The film treats Oliver and Elio’s relationship as profound without commenting on its long-term significance for both characters. It is evident that both men will be eternally changed by the love that they have shared. But ultimately, even Mr. Perlman stresses that Oliver and Elio’s relationship was “everything and nothing.” Their relationship was meaningful and passionate for the brief moments that it existed, but would not have worked in any other moment in time (even if we all wish that it could have). It is important that we as an audience understand that, and the final scenes serve to help us understand. The ultimate impact that Mr. Perlman’s speech and Elio’s scene in front of the fire have on us is one of catharsis. They help us grapple with the significance of Elio and Oliver’s relationship at the same time the characters do. It ultimately sends the somewhat clich├ęd but effective message that “it’s better to have loved and lost than to never have loved at all.” The film effectively captures that rare and fleeting feeling of being in love, and everything that happens when it falls apart. It leaves us feeling sad but ultimately fulfilled with how everything turns out.

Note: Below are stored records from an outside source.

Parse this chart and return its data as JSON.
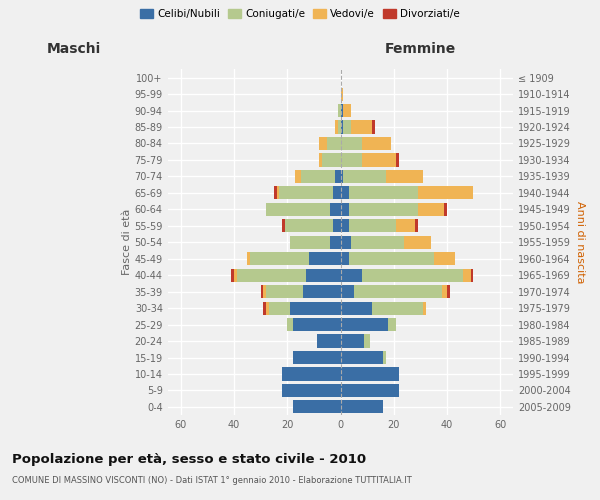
{
  "age_groups": [
    "0-4",
    "5-9",
    "10-14",
    "15-19",
    "20-24",
    "25-29",
    "30-34",
    "35-39",
    "40-44",
    "45-49",
    "50-54",
    "55-59",
    "60-64",
    "65-69",
    "70-74",
    "75-79",
    "80-84",
    "85-89",
    "90-94",
    "95-99",
    "100+"
  ],
  "birth_years": [
    "2005-2009",
    "2000-2004",
    "1995-1999",
    "1990-1994",
    "1985-1989",
    "1980-1984",
    "1975-1979",
    "1970-1974",
    "1965-1969",
    "1960-1964",
    "1955-1959",
    "1950-1954",
    "1945-1949",
    "1940-1944",
    "1935-1939",
    "1930-1934",
    "1925-1929",
    "1920-1924",
    "1915-1919",
    "1910-1914",
    "≤ 1909"
  ],
  "maschi": {
    "celibi": [
      18,
      22,
      22,
      18,
      9,
      18,
      19,
      14,
      13,
      12,
      4,
      3,
      4,
      3,
      2,
      0,
      0,
      0,
      0,
      0,
      0
    ],
    "coniugati": [
      0,
      0,
      0,
      0,
      0,
      2,
      8,
      14,
      26,
      22,
      15,
      18,
      24,
      20,
      13,
      7,
      5,
      1,
      1,
      0,
      0
    ],
    "vedovi": [
      0,
      0,
      0,
      0,
      0,
      0,
      1,
      1,
      1,
      1,
      0,
      0,
      0,
      1,
      2,
      1,
      3,
      1,
      0,
      0,
      0
    ],
    "divorziati": [
      0,
      0,
      0,
      0,
      0,
      0,
      1,
      1,
      1,
      0,
      0,
      1,
      0,
      1,
      0,
      0,
      0,
      0,
      0,
      0,
      0
    ]
  },
  "femmine": {
    "nubili": [
      16,
      22,
      22,
      16,
      9,
      18,
      12,
      5,
      8,
      3,
      4,
      3,
      3,
      3,
      1,
      0,
      0,
      1,
      1,
      0,
      0
    ],
    "coniugate": [
      0,
      0,
      0,
      1,
      2,
      3,
      19,
      33,
      38,
      32,
      20,
      18,
      26,
      26,
      16,
      8,
      8,
      3,
      0,
      0,
      0
    ],
    "vedove": [
      0,
      0,
      0,
      0,
      0,
      0,
      1,
      2,
      3,
      8,
      10,
      7,
      10,
      21,
      14,
      13,
      11,
      8,
      3,
      1,
      0
    ],
    "divorziate": [
      0,
      0,
      0,
      0,
      0,
      0,
      0,
      1,
      1,
      0,
      0,
      1,
      1,
      0,
      0,
      1,
      0,
      1,
      0,
      0,
      0
    ]
  },
  "colors": {
    "celibi": "#3a6ea5",
    "coniugati": "#b5c98e",
    "vedovi": "#f0b454",
    "divorziati": "#c0392b"
  },
  "title": "Popolazione per età, sesso e stato civile - 2010",
  "subtitle": "COMUNE DI MASSINO VISCONTI (NO) - Dati ISTAT 1° gennaio 2010 - Elaborazione TUTTITALIA.IT",
  "xlabel_left": "Maschi",
  "xlabel_right": "Femmine",
  "ylabel_left": "Fasce di età",
  "ylabel_right": "Anni di nascita",
  "xlim": 65,
  "bg_color": "#f0f0f0",
  "grid_color": "#ffffff",
  "legend_labels": [
    "Celibi/Nubili",
    "Coniugati/e",
    "Vedovi/e",
    "Divorziati/e"
  ]
}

While the story itself is very compelling, what really sells CMBYN as a great movie is Timothee Chalamet’s performance as Elio. It is rare to see in someone so young, but Chalamet has instincts that you would expect from a person with a lifetime of acting experience. Chalamet manages to convince us that he has that experience through his hard work and raw talent. He captures every nuance of Elio’s internal struggle, primarily with his eyes and other facial expressions. Even if you have not read the book the film is based on, you understand exactly how Elio is feeling (be it frustration, disgust, lust, or pain) by even the slightest changes in his eyes. It is evident that going into the filming process, Chalamet not only had a firm grasp of who Elio was as a character but also used his own interpretation and discretion to make the performance more layered. Chalamet commits himself so fully to the role that you almost forget that Elio isn’t a real person. It is refreshing to see a performer who is so dedicated to their work that it ultimately enhances the entire viewing experience. Chalamet turns what would have been a decent movie into a great one by bringing his best work to every scene.

Ultimately, Call Me By Your Name is a beautiful exploration of love, longing, and adventure during a single Italian summer. The film never tries to be anything more than that, which is why it works so well. It does not always feel particularly profound (especially with some of its dialogue) but it also does not have to be in order to still be enjoyable. When the film slightly struggles from a slower pace in the first hour, it makes up for it with astounding visuals and timely music. It is a remarkable film that is bound to emotionally resonate with me for a long time to come.